“Essentially, [VSEA] got everything [it] asked for, and all the state’s arguments were summarily shut down,” [VSEA Associate General Counsel Abigail]Winters said.
Article published Apr 5, 2011
Judge rules in favor of union in records dispute
By Thatcher Moats
VERMONT PRESS BUREAU
MONTPELIER — A civil court judge has ordered the state to pay more than $6,000 to the Vermont State Employees Association to cover the cost of a public records dispute that was resolved earlier this year.
Judge Geoffrey Crawford explained his decision to award legal fees to the VSEA by writing that the state’s attempt to charge the union $1,300 to view records was essentially baseless.
“The state’s position was not supported by the language of the statute, by its history or by subsequent case law,” Crawford wrote. “It represented a statement of what the administration wished the statute to say rather than what it actually says.”
The VSEA, a union that represents about 6,500 state workers, filed the public records lawsuit against the Agency of Natural Resources and the Department of Human Resources last summer after it attempted to inspect public records.
The union sought the records as it probed ANR’s elimination of a fish and wildlife scientist job and the state Department of Human Resources’ $120,000 purchase of computer software to monitor state employees’ online activity.
Vermont’s public records law allows agencies to charge fees when copying records, but the VSEA asked only to inspect the records and argued the state can’t charge for inspection.
Crawford, who upheld the union’s argument in January, wrote that the public benefit of the VSEA’s open records case was “modest but real” because it was the first time the question about fees for inspecting records was answered at the trial court level.
A bill the Legislature is considering, however, could strip Crawford’s decision of its broader significance.
The legislation, which is scheduled to be debated on the House floor this week, would revise state law to allow an agency to charge fees for inspecting records if it takes more than two hours to fulfill the request.
Abigail Winters, an attorney at VSEA who argued the union’s recent case against the state, has watched the legislation closely, and she said that revision could hurt the public’s ability to monitor the government.
“That’s a whole new statutory change,” Winters said, “and it’s one that hasn’t got a lot of attention but could have a huge impact on citizens’ ability to go in and look at what their governments are up to.”
In the VSEA’s case, Crawford wrote that the fees “were plainly a financial impediment placed in the way of persons seeking access to records.”
Rep.
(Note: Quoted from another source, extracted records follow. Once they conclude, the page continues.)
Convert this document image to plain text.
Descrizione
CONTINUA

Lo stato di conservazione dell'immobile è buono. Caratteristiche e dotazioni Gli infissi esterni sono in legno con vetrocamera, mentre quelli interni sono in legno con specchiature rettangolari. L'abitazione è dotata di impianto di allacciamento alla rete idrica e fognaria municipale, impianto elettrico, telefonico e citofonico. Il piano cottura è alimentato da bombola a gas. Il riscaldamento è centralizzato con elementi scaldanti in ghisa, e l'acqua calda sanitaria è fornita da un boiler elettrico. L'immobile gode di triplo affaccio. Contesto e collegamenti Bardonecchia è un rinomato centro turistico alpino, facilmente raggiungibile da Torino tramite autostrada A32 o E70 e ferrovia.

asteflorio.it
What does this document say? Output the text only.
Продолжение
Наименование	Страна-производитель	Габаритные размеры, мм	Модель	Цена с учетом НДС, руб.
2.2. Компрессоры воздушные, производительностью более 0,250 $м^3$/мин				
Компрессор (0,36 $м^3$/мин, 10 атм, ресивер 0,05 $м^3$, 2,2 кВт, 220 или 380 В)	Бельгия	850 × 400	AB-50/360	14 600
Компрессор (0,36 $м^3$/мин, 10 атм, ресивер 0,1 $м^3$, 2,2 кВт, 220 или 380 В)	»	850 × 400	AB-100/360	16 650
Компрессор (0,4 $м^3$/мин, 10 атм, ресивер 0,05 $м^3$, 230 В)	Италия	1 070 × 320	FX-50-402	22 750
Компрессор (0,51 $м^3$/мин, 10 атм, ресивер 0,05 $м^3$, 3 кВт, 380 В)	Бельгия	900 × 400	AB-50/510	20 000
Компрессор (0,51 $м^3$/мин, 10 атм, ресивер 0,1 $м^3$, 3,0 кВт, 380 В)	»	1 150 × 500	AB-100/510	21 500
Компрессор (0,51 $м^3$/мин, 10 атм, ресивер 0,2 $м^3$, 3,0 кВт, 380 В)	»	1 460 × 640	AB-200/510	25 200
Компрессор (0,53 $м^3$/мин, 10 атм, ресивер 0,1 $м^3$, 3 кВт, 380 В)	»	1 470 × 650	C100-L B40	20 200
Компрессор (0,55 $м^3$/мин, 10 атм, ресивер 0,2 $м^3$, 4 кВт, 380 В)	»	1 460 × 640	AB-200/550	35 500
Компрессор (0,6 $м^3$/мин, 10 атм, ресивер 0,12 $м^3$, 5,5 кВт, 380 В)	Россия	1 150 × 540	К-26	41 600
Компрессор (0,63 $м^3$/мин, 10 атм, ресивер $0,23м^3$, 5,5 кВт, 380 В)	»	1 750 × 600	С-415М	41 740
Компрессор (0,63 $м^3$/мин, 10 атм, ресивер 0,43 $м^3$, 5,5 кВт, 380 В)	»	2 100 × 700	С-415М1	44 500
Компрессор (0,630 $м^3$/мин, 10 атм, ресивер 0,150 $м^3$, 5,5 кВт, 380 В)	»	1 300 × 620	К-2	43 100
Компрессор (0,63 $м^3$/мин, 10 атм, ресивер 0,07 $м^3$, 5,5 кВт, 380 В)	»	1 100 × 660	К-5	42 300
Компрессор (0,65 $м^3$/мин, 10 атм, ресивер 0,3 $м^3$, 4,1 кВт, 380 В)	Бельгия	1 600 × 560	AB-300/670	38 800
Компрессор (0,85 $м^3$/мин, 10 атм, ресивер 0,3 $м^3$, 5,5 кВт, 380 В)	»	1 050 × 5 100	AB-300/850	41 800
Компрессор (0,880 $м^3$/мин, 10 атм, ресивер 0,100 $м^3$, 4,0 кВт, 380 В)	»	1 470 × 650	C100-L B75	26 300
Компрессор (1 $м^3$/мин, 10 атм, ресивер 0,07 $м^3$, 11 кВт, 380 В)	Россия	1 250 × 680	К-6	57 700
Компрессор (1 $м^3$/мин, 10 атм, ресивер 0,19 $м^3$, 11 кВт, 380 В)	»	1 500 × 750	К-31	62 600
Donna Sweaney, chairwoman of the House Committee on Government Operations, said the new provision to charge for the inspection of records came from the Shumlin administration, and her committee decided to keep it in the bill.
Sweaney said there are other proposed reforms in the bill that would mean the inspection fees would not have a detrimental effect on open government. Among them is a requirement that agencies contact the person requesting the records, which could narrow the request, leading to less time and less cost, Sweaney said.
The proposed legislation also would make it more likely that plaintiffs could recoup attorneys’ fees in public records cases, Sweaney said.
Under existing law, judges “may” award fees when the plaintiff prevails, but the pending bill says that judges “shall” award the fees — a change that advocates for open government have fought for, arguing it could act as a deterrent against unwarranted denials of records.
Sweaney said this would act as a deterrent against an agency that might intentionally make fulfilling a records request time consuming.
“If you goof around with this and don’t keep good records, you’re going to be fined,” Sweaney said.
Sweaney also said her committee decided there needed to be a balance between open government and using taxpayer money to have public employees fulfill records requests.
Former Gov. James Douglas was in office when the dispute with the VSEA began, and the Vermont Attorney General’s office represented the state in the case.
Winters believes one reason Crawford awarded the union $5,400 in attorney’s fees and $626 for other costs is the state’s case was so weak.
“I think it’s rare in a public records case to have an agency with no reasonable basis for its position, and I think that’s part of the reason we got the award,” Winters said.
The VSEA has not yet seen the records at the heart of the court case because the attorney general’s office still has a chance to appeal the decision.
The assistant attorney general who represented the state declined to comment on Crawford’s decision but said the state may still appeal.
“Our comment would be that we are reviewing the decision and considering our options with respect to a possible appeal,” said Assistant Attorney General David Groff.